The Female Athlete Triad, Part 2

Anorexia is characterized by extreme weight loss due to a desire to be thin. The hallmark of anorexia is a distorted body image, whereby an individual feels fat despite being underweight.

Bulimia is characterized by severe guilt surrounding eating, with episodes of binge eating followed by some sort of purging behavior. Purging behaviors include fasting, diuretics, self-induced vomiting, laxatives and excessive exercise.
Females account for 90 percent of reported eating disorders. The occurrence of eating disorders peaks in adolescence. Though they occur in all sports, eating disorders tend to occur more commonly in sports which emphasize leanness, such as cross country running, swimming, rowing and wrestling, or sports in which scoring is subjective, such as skating, gymnastics and diving.

Pathogenic Behavior or Eating Disorder?
It is important to differentiate the use of pathogenic behaviors (for example, a wrestler that practices behaviors to make a weight class) from true eating disorders, which are distortions of body image. Eating disorders occur more common in athletes, though the reasons for this are less clear.

Eating disorders are not about food. The qualities that put an athlete at risk for eating disorders are the same qualities that often make them succeed as an athlete: They are determined, perfectionists, high-achievers and goal-setters. They tend to excel in school and are very critical of themselves.

Eating disorders often begin innocently, as experimentation with ways to decrease weight or percentage of body fat. Some athletes spiral into a true psychological disorder whereby body image is distorted. Many times, self-esteem issues are central to athletes who feel extremely guilty about eating. They see themselves as weak because they cannot withstand hunger pangs. Often they develop an eating disorder as a means to gain control over some aspect of their life. They may not feel in control of their schoolwork, their personal life or whether they “start” on the team, but they can control what they put in their mouth.

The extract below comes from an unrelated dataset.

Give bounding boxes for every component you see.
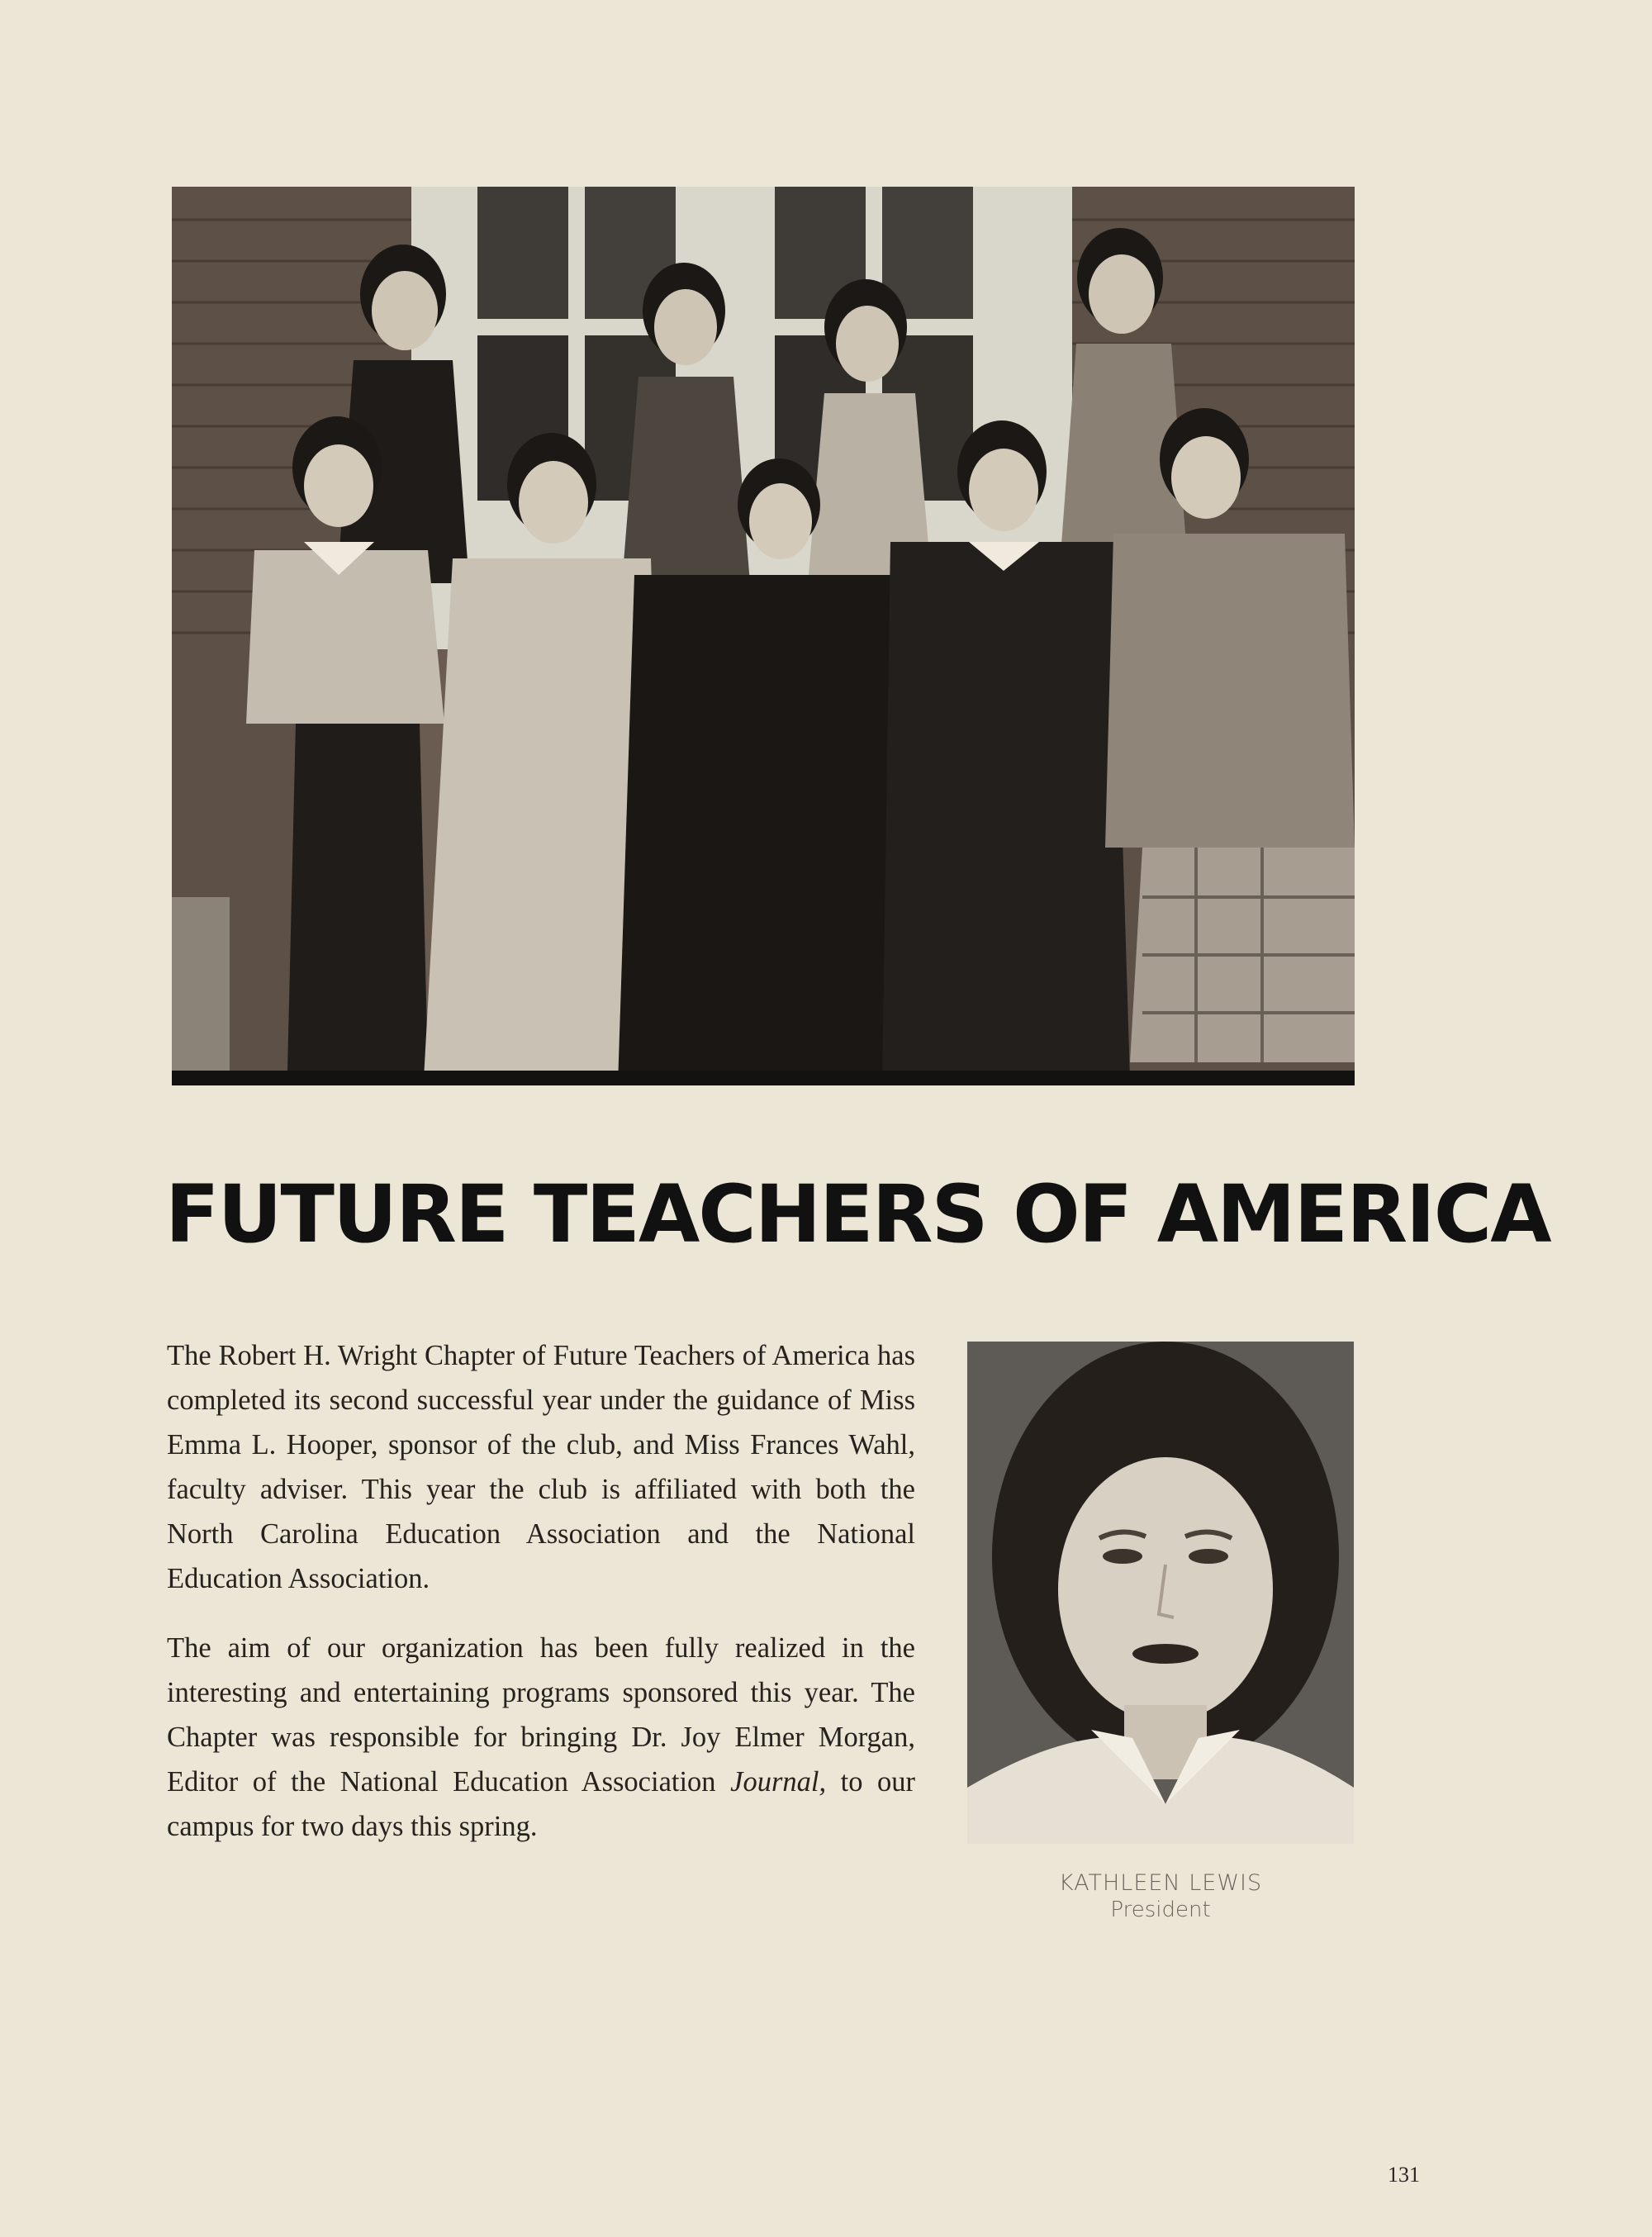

Being able to tell if an athlete has an eating disorder is often a difficult task, given that there are many shared characteristics. Though an individual with anorexia may be easier to spot due to their extreme thinness, individuals with bulimia nervosa are often at or above their ideal weight and may be more difficult to recognize. Fortunately, bulimic individuals often seek help because they feel their eating patterns are out of control.

Medical Consequences of Eating Disorders
Eating disorders can be life threatening, with a mortality rate reported as high as 18 percent. Anorexia has as part of its definition amenorrhea. Other eating disorders are also associated with menstrual dysfunction. Therefore, the risk for decreased bone mineral density with resulting stress fractures and premature osteoporosis exists.

Starvation can cause multi-organ dysfunction, difficulties fighting infection and injuries, and depression. In addition, if an athlete employs diuretics, laxatives or self-induced vomiting, the resulting electrolyte disturbances can cause abnormal heart rhythms and gastrointestinal disease. The most common cause of eating disorder mortality is suicide.

Psychological counseling is the cornerstone of treatment for eating disorders. Eating disorder treatment begins with recognition. Once an eating disorder is recognized in an athlete, the treatment is multidisciplinary. Psychological counseling is essential for successful treatment. Evaluation of medical problems, with lab tests or an EKG, for example, and medical monitoring is also important.

The female triad’s effect on bone health is separate from the effects of menstrual dysfunction. Treatment of coexistent menstrual dysfunction is essential, and often a baseline measurement of BMD. A dual energy X-ray absorptiometry scan is useful in determining treatment. The athlete’s activity level should be assessed, if and when he or she requires hospitalization. Appropriate weight and percentage of body fat levels are decisions that must be individualized. There is no simple algorithm to use for these decisions.

Communication with the athlete, parents, coaches and administration, yet maintaining respect for confidentiality issues, make the female athlete triad a complex medical problem to treat.

Triad-related questions should be implemented as part of the pre-participation physical examination of young athletes. The female athlete triad is a concern for all female athletes, and methods to increase awareness of both menstrual dysfunction and disordered eating are of critical importance. Providing adequate information about proper nutritional practices and optimizing body composition without negatively effecting health are areas in which future work is necessary. Early recognition, treatment and prevention through education are the essential tools for combating the female athlete triad.